NUS-IDS at CASE 2021 Task 1: Improving Multilingual Event Sentence Coreference Identification With Linguistic Information
Published in 4th Workshop on Challenges and Applications of Automated Extraction of Socio-political Events from Text (CASE 2021), 2021
Fiona Anting Tan, Sujatha Das Gollapalli, and See-Kiong Ng. 2021. NUS-IDS at CASE 2021 Task 1: Improving Multilingual Event Sentence Coreference Identification With Linguistic Information. In Proceedings of the 4th Workshop on Challenges and Applications of Automated Extraction of Socio-political Events from Text (CASE 2021), pages 105–112, Online. Association for Computational Linguistics. https://aclanthology.org/2021.case-1.14
Watch the presentation recording here
Download presentation slides here
Visit our Github respository here
Abstract
Event Sentence Coreference Identification (ESCI) aims to cluster event sentences that refer to the same event together for information extraction.

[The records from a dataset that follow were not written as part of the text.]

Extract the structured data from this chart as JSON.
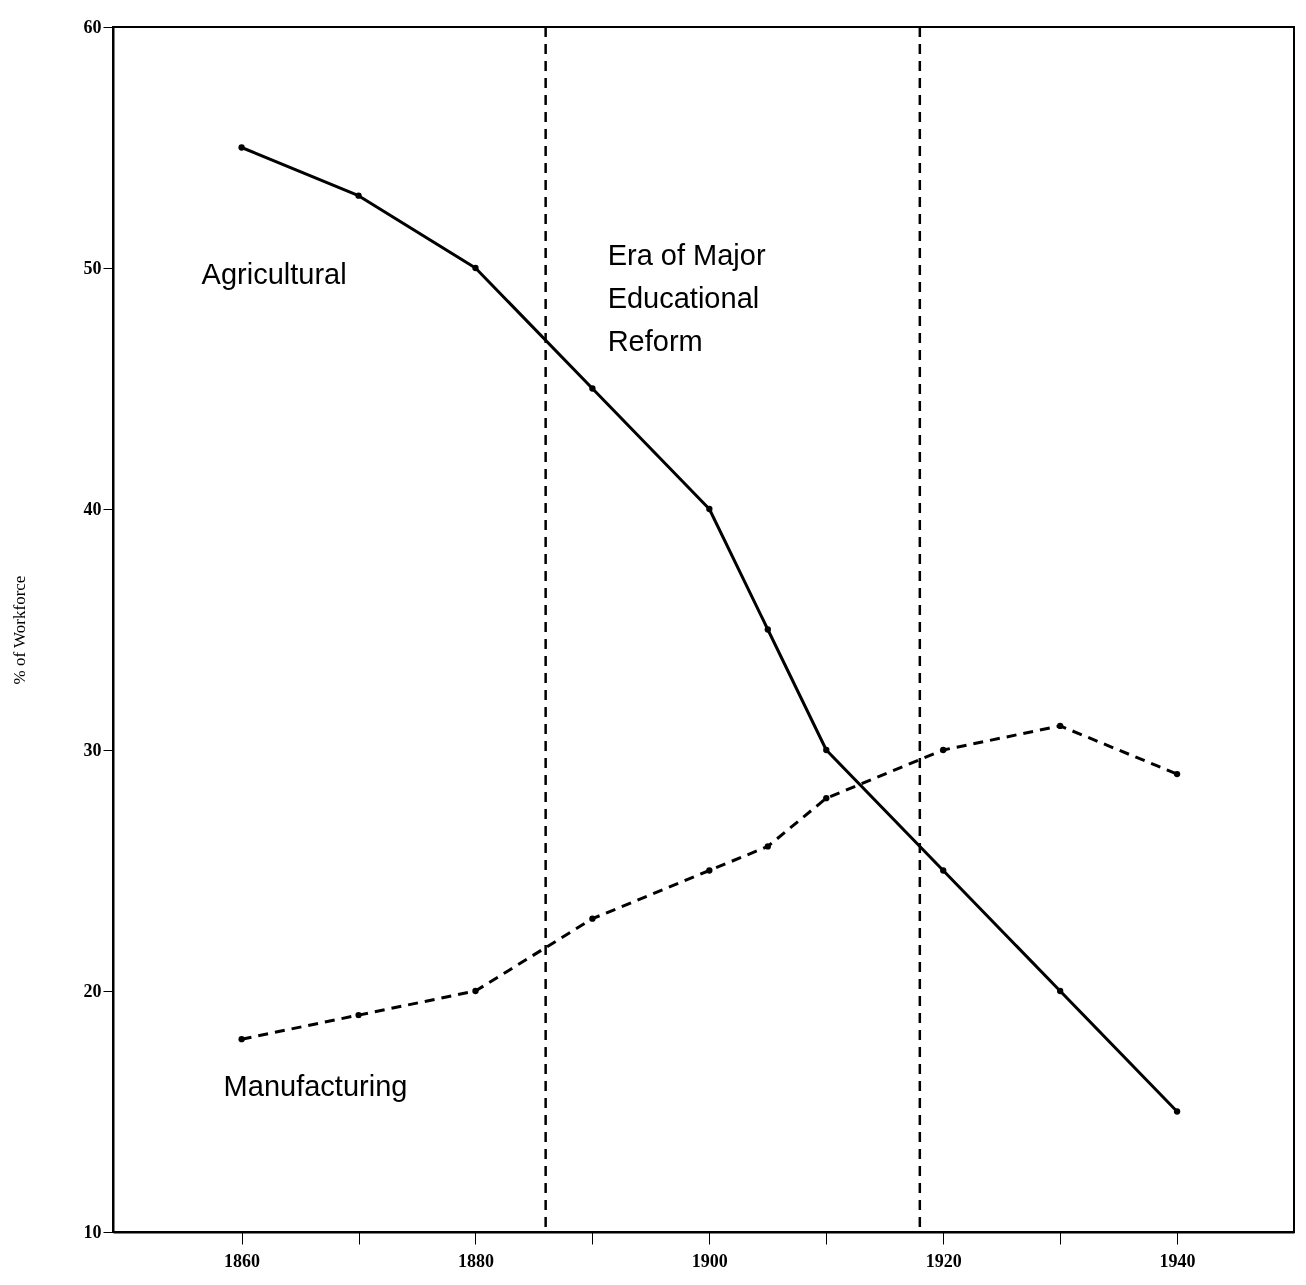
{
  "chart_data": {
    "type": "line",
    "ylabel": "% of Workforce",
    "x": [
      1860,
      1870,
      1880,
      1890,
      1900,
      1905,
      1910,
      1920,
      1930,
      1940
    ],
    "series": [
      {
        "name": "Agricultural",
        "color": "#000000",
        "line_style": "solid",
        "values": [
          55,
          53,
          50,
          45,
          40,
          35,
          30,
          25,
          20,
          15
        ]
      },
      {
        "name": "Manufacturing",
        "color": "#000000",
        "line_style": "dashed",
        "values": [
          18,
          19,
          20,
          23,
          25,
          26,
          28,
          30,
          31,
          29
        ]
      }
    ],
    "xlim": [
      1849,
      1950
    ],
    "xticks": [
      1860,
      {
        "value": 1870,
        "label": null
      },
      1880,
      {
        "value": 1890,
        "label": null
      },
      1900,
      {
        "value": 1910,
        "label": null
      },
      1920,
      {
        "value": 1930,
        "label": null
      },
      1940
    ],
    "ylim": [
      10,
      60
    ],
    "yticks": [
      10,
      20,
      30,
      40,
      50,
      60
    ],
    "ref_lines": [
      {
        "axis": "x",
        "value": 1886,
        "label": "Era of Major\nEducational\nReform",
        "line_style": "dashed",
        "color": "#000000"
      },
      {
        "axis": "x",
        "value": 1918,
        "line_style": "dashed",
        "color": "#000000"
      }
    ],
    "marker": "circle",
    "grid": false
  }
}
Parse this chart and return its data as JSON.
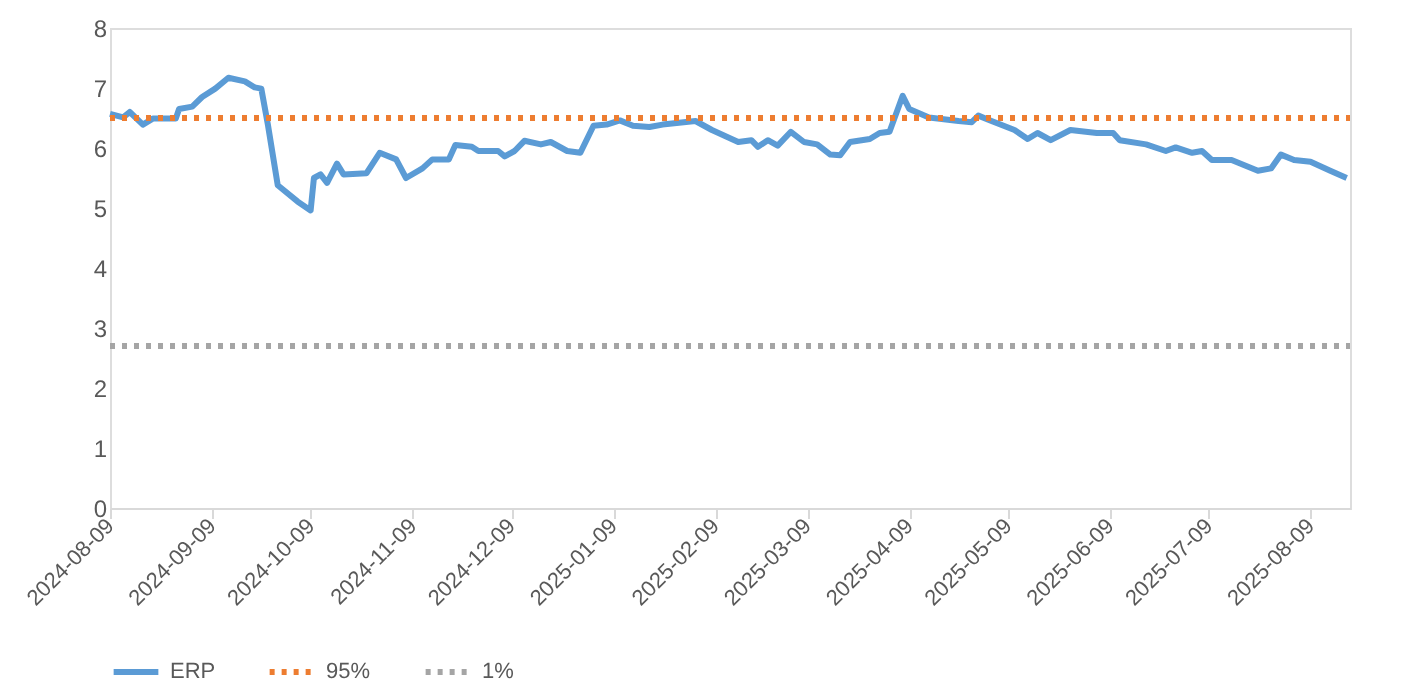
{
  "chart_data": {
    "type": "line",
    "xlim": [
      "2024-08-09",
      "2025-08-21"
    ],
    "xticks": [
      "2024-08-09",
      "2024-09-09",
      "2024-10-09",
      "2024-11-09",
      "2024-12-09",
      "2025-01-09",
      "2025-02-09",
      "2025-03-09",
      "2025-04-09",
      "2025-05-09",
      "2025-06-09",
      "2025-07-09",
      "2025-08-09"
    ],
    "ylim": [
      0,
      8
    ],
    "yticks": [
      0,
      1,
      2,
      3,
      4,
      5,
      6,
      7,
      8
    ],
    "grid": false,
    "legend": "bottom",
    "marker": "none",
    "series": [
      {
        "name": "ERP",
        "color": "#5b9bd5",
        "line_style": "solid",
        "x": [
          "2024-08-09",
          "2024-08-13",
          "2024-08-15",
          "2024-08-19",
          "2024-08-22",
          "2024-08-29",
          "2024-08-30",
          "2024-09-03",
          "2024-09-06",
          "2024-09-10",
          "2024-09-14",
          "2024-09-19",
          "2024-09-22",
          "2024-09-24",
          "2024-09-26",
          "2024-09-29",
          "2024-10-05",
          "2024-10-09",
          "2024-10-10",
          "2024-10-12",
          "2024-10-14",
          "2024-10-17",
          "2024-10-19",
          "2024-10-26",
          "2024-10-30",
          "2024-11-04",
          "2024-11-07",
          "2024-11-12",
          "2024-11-15",
          "2024-11-20",
          "2024-11-22",
          "2024-11-27",
          "2024-11-29",
          "2024-12-05",
          "2024-12-07",
          "2024-12-10",
          "2024-12-13",
          "2024-12-18",
          "2024-12-21",
          "2024-12-26",
          "2024-12-30",
          "2025-01-03",
          "2025-01-07",
          "2025-01-11",
          "2025-01-15",
          "2025-01-20",
          "2025-01-24",
          "2025-02-03",
          "2025-02-08",
          "2025-02-16",
          "2025-02-20",
          "2025-02-22",
          "2025-02-25",
          "2025-02-28",
          "2025-03-04",
          "2025-03-08",
          "2025-03-12",
          "2025-03-16",
          "2025-03-19",
          "2025-03-22",
          "2025-03-28",
          "2025-03-31",
          "2025-04-03",
          "2025-04-07",
          "2025-04-09",
          "2025-04-15",
          "2025-04-24",
          "2025-04-28",
          "2025-04-30",
          "2025-05-04",
          "2025-05-11",
          "2025-05-15",
          "2025-05-18",
          "2025-05-22",
          "2025-05-28",
          "2025-06-05",
          "2025-06-10",
          "2025-06-12",
          "2025-06-20",
          "2025-06-26",
          "2025-06-29",
          "2025-07-04",
          "2025-07-07",
          "2025-07-10",
          "2025-07-16",
          "2025-07-24",
          "2025-07-28",
          "2025-07-31",
          "2025-08-04",
          "2025-08-09",
          "2025-08-15",
          "2025-08-20"
        ],
        "values": [
          6.57,
          6.51,
          6.6,
          6.39,
          6.49,
          6.49,
          6.65,
          6.69,
          6.85,
          6.99,
          7.17,
          7.11,
          7.01,
          6.99,
          6.39,
          5.38,
          5.11,
          4.96,
          5.5,
          5.56,
          5.42,
          5.74,
          5.56,
          5.58,
          5.92,
          5.81,
          5.5,
          5.66,
          5.81,
          5.81,
          6.05,
          6.02,
          5.95,
          5.95,
          5.86,
          5.95,
          6.12,
          6.06,
          6.1,
          5.95,
          5.92,
          6.37,
          6.39,
          6.46,
          6.37,
          6.35,
          6.39,
          6.45,
          6.3,
          6.1,
          6.13,
          6.02,
          6.13,
          6.04,
          6.27,
          6.1,
          6.06,
          5.89,
          5.88,
          6.1,
          6.15,
          6.25,
          6.27,
          6.87,
          6.65,
          6.51,
          6.45,
          6.43,
          6.54,
          6.45,
          6.3,
          6.15,
          6.25,
          6.13,
          6.3,
          6.25,
          6.25,
          6.13,
          6.06,
          5.95,
          6.01,
          5.92,
          5.95,
          5.8,
          5.8,
          5.62,
          5.66,
          5.89,
          5.8,
          5.77,
          5.62,
          5.5
        ]
      },
      {
        "name": "95%",
        "color": "#ed7d31",
        "line_style": "dotted",
        "x": [
          "2024-08-09",
          "2025-08-21"
        ],
        "values": [
          6.5,
          6.5
        ]
      },
      {
        "name": "1%",
        "color": "#a5a5a5",
        "line_style": "dotted",
        "x": [
          "2024-08-09",
          "2025-08-21"
        ],
        "values": [
          2.7,
          2.7
        ]
      }
    ]
  }
}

We describe our ESCI solution developed for the ACL-CASE 2021 shared tasks on the detection and classification of socio-political and crisis event information in a multilingual setting. For a given article, our proposed pipeline comprises of an accurate sentence pair classifier that identifies coreferent sentence pairs and subsequently uses these predicted probabilities to cluster sentences into groups. Sentence pair representations are constructed from fine-tuned BERT embeddings plus POS embeddings fed through a BiLSTM model, and combined with linguistic-based lexical and semantic similarities between sentences. Our best models ranked 2nd, 1st and 2nd and obtained CoNLL F1 scores of 81.20%, 93.03%, 83.15% for the English, Portuguese and Spanish test sets respectively in the ACL-CASE 2021 competition.